Découvert en 1985 sous d’épais badigeons, le cycle mural du château de Cruet ornait à l’origine une pièce de réception située au premier étage. Pour bénéficier de conditions optimales de conservation, les peintures ont été déposées au Musée Savoisien - Musée d’histoire et des cultures de la Savoie à Chambéry. Grâce à une étroite collaboration avec cette institution, qui a fermé ses portes le temps d’un réaménagement complet, le Musée d’art et d’histoire a le privilège de présenter une importante partie de cette longue frise, qui se développait sur plus de quarante mètres au moment de sa création.

Ce cycle constitue le noyau de l’exposition, conçue à partir des thèmes développés dans les peintures. De grandes dimensions (2 mètres de hauteur sur une largeur variant de 1,30 à 4,50 mètres), les huit panneaux les mieux conservés de la série de douze sont montrés pour la première fois conformément à leur disposition d’origine dans "l’aula" ou salle d’apparat du château savoyard. 

Le parcours de l’exposition s’organise ensuite suivant les différents sujets représentés : les chevaliers, les activités de la noblesse telles la chasse et les jeux, l’idéal courtois, les châteaux forts. Mises en relation avec des oeuvres et des objets qui sont, dans leur grande majorité, contemporains du cycle, les scènes peintes prennent vie. Manuscrits enluminés, armes et armures, sculptures, textiles, peintures et objets précieux évoquent ainsi les moments forts d’une vie de chevalier. Rassemblant des pièces du Musée d’art et d’histoire de Genève et des prêts provenant de musées suisses (Bâle, Fribourg, Lausanne, Sion, Zurich…), français (Annecy, Besançon, Chambéry, Grenoble…) et italiens (Turin, Aoste…), cette sélection se distingue par l’origine des objets présentés.

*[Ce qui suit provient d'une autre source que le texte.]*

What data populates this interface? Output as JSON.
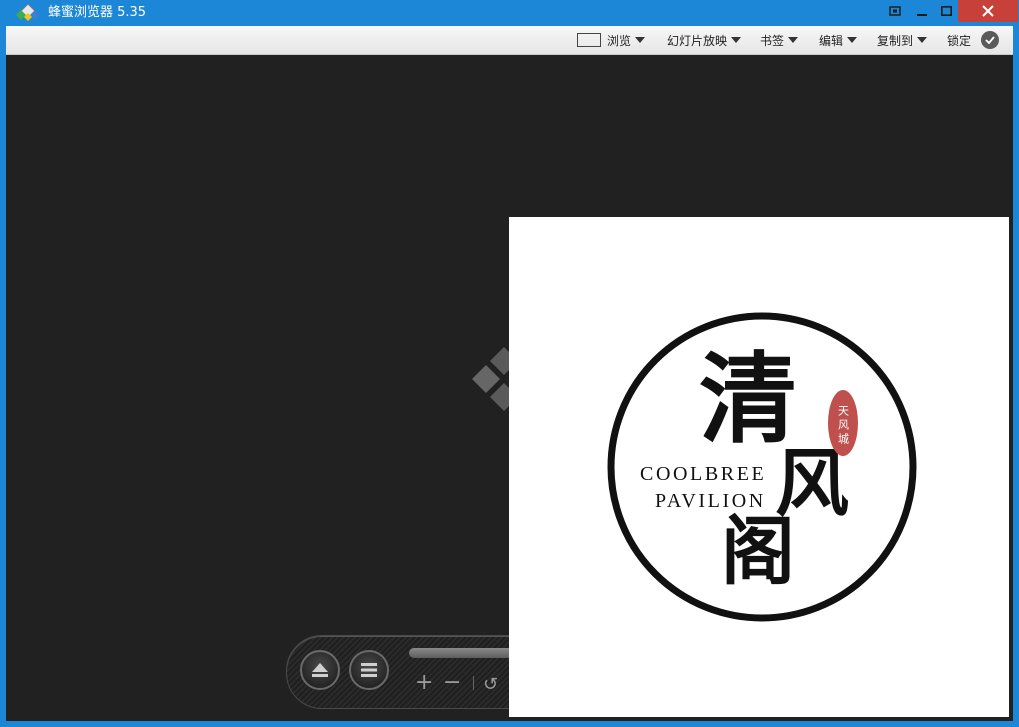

Tous sont issus de la même région que l’ensemble de Cruet, vaste territoire dominé au XIVe siècle principalement par les comtes de Genève et de Savoie, qui s’étend au pied des Alpes, du lac de Neuchâtel à la vallée de l’Isère.

 

Parcours de l’exposition

Commençant avec le cycle de Cruet, le parcours s'articule ensuite en cinq parties, qui reprennent chacune les thèmes illustrés dans le décor mural. Le public est ainsi invité à faire le lien entre les scènes peintes et les oeuvres qui les accompagnent.

Équipements militaires

D’exceptionnelles pièces d’armement datant du XIVe siècle font écho aux scènes de siège et de combats. Une cotte de mailles provenant du Musée historique de Bâle, un casque du Musée d’histoire du Valais, ainsi que des éperons du Musée archéologique d’Aoste comptent parmi les rares éléments d’armement de cette époque parvenus jusqu’à nous. L’armure se composait alors d’une cotte de mailles et de plaques de métal, d’un casque, des armes (épées, dagues, lances, haches) et d’un bouclier. Aux XIIIe et XIVe siècles, l’accession au rang de chevalier ne va pas de soi et le coût de l’armement reste un obstacle. L’acquisition, l’entretien et le renouvellement de l’équipement militaire, l’achat, la nourriture et le harnachement des montures (chevaux de combat, de voyage et de transport) et l’emploi d’aides (pages et valets) représentent un investissement considérable.

L’idéal chevaleresque

La deuxième partie aborde la chevalerie et ses représentations, oscillant entre réalité et idéal. La chevalerie incarne les valeurs maîtresses du monde féodal qui repose notamment sur des liens de fidélité et de devoirs réciproques entre le suzerain et ses vassaux. L’éthique chevaleresque s’impose en idéal, exalté dès le XIIe siècle par la littérature, et triomphe au cours du XIVe siècle, au moment où la chevalerie décline pourtant en tant qu’institution. Les récits romanesques et épiques prônent les vertus de prouesse, loyauté, largesse et courtoisie. Cet idéal chevaleresque se trouve dès les années 1300 au centre de nombreuses représentations. Le chevalier Jacques de Montricher (mort en 1336) a été immortalisé par une statue en ronde bosse, qui est, par ses dimensions, sa polychromie conservée et sa qualité artistique, l’un des plus remarquables témoins régionaux des effigies en armure. Cinq manuscrits enluminés de la Bibliothèque royale de Turin, qui ont probablement appartenu aux comtes de Savoie, attestent du goût pour la littérature épique. Également issu des collections médiévales des Savoie, un précieux aquamanile en métal figure un cavalier et sa monture. Lors des nombreux banquets médiévaux, les aquamaniles permettaient les ablutions, en particulier le lavage des mains. Se diffusant au cours du XIIIe siècle dans le monde profane, ces récipients creux, munis d’une anse et terminés par un goulot, contenaient, comme leur nom l’indique, de l’eau ("aqua", eau, et "manus", main). Les plus prestigieux représentaient des chevaliers et étaient réalisés en particulier dans les vallées de la Meuse et du Rhin, comme l’exemple de Turin. Un olifant orné de bandeaux métalliques ouvragés, conservé dans l’église Saint-Jacques de Sallanches, provient lui aussi de cette région. Grand cor d’ivoire taillé dans une défense d’éléphant, l’olifant est utilisé généralement à la guerre ou à la chasse (visible dans la scène de Cruet) et est souvent l’instrument d’un chef ou de ses acolytes. Celui de Sallanches a probablement être importé en Savoie dès le Moyen Âge, tout comme l’aquamanile de Turin. Ces deux objets mettent en évidence les liens étroits, matrimoniaux et politiques, que les comtes et comtesses de Savoie ont entretenus avec l’Europe du Nord.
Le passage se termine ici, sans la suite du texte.